Friday, March 1, 2013

"From Marikana Hill to Constitution Hill"- An exhibition by Pitika Ntuli

Pitika Ntuli – Some Works 























It is an unforgettable sight, the sculpture exhibition of Graphite, Bone and Found Metal Sculptures by the seminal poet and artist Pitika Ntuli at The Constitution Hill Women's Gaol. A significance on the artist's depiction of the figures places emphasis on what I can call ‘the historic temperament towards identity in modern Africa’. A constant dialogue between the technical proficiency of his sculptural craft and the metaphorical themes inherent in the various forms created is visible, taking on a symbiotic relationship that constructs a symbolization that is other worldly.

There is an undeniable spiritual dimension to any encounter with Pitika Ntuli's works, which often leaves ones' tongue soiled by residues of post-industrial experiences and histories. This constantly evolving theme, though often analysed from an academic point of view, is what draws most people to the art - whether informed about the arts in general or not. A form of accessibility which translates from this inadvertent spiritual connectivity alluded to is perhaps what made an impression on even the security guard who volunteered to take me around the prison compound. He was spell-bound by the artworks; from contorted faces emerging from hunched backs to humanoid wheelbarrows - this was something dense to digest. It all seemed like a dream, a séance with a clan of ancestral entities who gave a divine form to those deformed by perils assailing every soul that was and those that are to be - an invocation of spirits - a process so profoundly embedded in forms viscid with expressed joys, sometimes morbidity or other transcendent symbolic imagery.

The bone sculptures, the scale of which are beyond human (perhaps because they are at times elephant bones or other animal remains), took me on exploratory expeditions on ideas of a post-human evolution. Here I see a centuries-old tradition of abstraction in African art before the European colonial period, putting a stained mirror in front of ‘the present man’ showing the face of an afro-futuristic human metamorphic grotesquery. With facial expressions resembling visible appearances of an invisible inner self, their ghostly postures invoke a sense of looking into a post-apocalyptic purgatory, a world beyond the confines of a body’s ideas of pain and fear.

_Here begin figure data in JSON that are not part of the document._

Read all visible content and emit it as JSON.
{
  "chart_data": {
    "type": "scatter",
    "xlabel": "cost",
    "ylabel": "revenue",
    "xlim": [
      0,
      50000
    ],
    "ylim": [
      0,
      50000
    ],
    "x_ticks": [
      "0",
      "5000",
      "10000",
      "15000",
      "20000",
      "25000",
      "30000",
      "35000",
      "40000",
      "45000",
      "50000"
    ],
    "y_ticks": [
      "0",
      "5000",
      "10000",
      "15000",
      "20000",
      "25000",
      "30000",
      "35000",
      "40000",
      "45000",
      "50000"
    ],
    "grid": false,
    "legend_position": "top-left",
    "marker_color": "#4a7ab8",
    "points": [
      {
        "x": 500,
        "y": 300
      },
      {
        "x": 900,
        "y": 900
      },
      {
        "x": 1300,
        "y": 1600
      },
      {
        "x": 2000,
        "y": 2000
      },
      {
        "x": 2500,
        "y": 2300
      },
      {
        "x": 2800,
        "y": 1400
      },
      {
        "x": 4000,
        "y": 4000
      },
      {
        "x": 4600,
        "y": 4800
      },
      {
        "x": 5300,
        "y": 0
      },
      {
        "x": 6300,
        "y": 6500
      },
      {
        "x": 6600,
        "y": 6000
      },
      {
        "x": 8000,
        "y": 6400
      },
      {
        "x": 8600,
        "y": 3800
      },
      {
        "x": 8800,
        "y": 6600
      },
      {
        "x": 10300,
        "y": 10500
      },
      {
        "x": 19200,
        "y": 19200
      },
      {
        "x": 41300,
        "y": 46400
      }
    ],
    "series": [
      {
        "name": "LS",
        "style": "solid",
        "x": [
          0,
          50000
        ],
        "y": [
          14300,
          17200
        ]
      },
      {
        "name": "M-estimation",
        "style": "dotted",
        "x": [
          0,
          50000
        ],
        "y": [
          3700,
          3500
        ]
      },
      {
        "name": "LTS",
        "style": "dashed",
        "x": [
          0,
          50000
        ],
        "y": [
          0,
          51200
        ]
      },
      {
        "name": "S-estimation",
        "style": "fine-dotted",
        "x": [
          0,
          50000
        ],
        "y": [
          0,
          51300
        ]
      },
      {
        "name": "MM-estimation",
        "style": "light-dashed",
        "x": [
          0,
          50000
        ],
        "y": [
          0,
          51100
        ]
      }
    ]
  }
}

Yet, these elegantly figural compositions show the artist's dexterity in a light that even sober the viewer's mind. These works, I felt, "exorcised," anyone from fear of the unknown by giving form to it. For as the security guard informs me, the prison compound is a haunted place; where the spirits of those who faced the hang-pole still roam. He showed me places that night-watchmen dread to enter. So it was rather fitting that such haunting works of transformative sculpting be housed in a haunted coliseum of executions, where cries of political prisoners once echoed.

Then there are pieces which seem like assemblages of randomly found industrial materials whose geometric form is dictated by their inherent properties, such as wheelbarrows, shovels, various metallic mechanical parts welded together, or electronic transistors that become organs of a sacred biology abstracted here.
The results are gestures and attitudes of these zinc and steel sculpture are essentially performative, as though in an unknown expressive dance. Not similarly morbid with souls of the deceased in the expressions of the bony and bronze faces, but a metallic dance to a harmony in the last movements of a doomed civilization.
The dense tonal textures on the rusted skins of these automatons are what summons them eerily to life, while the bodies themselves depict geometric yet abstract idioms on reality in an innovative three-dimensional form.

It is my impassioned advice that anyone vaguely interested in sculptural arts pay a visit to this extensive exhibition, and be forever transformed by the poetry carved on bone and metal.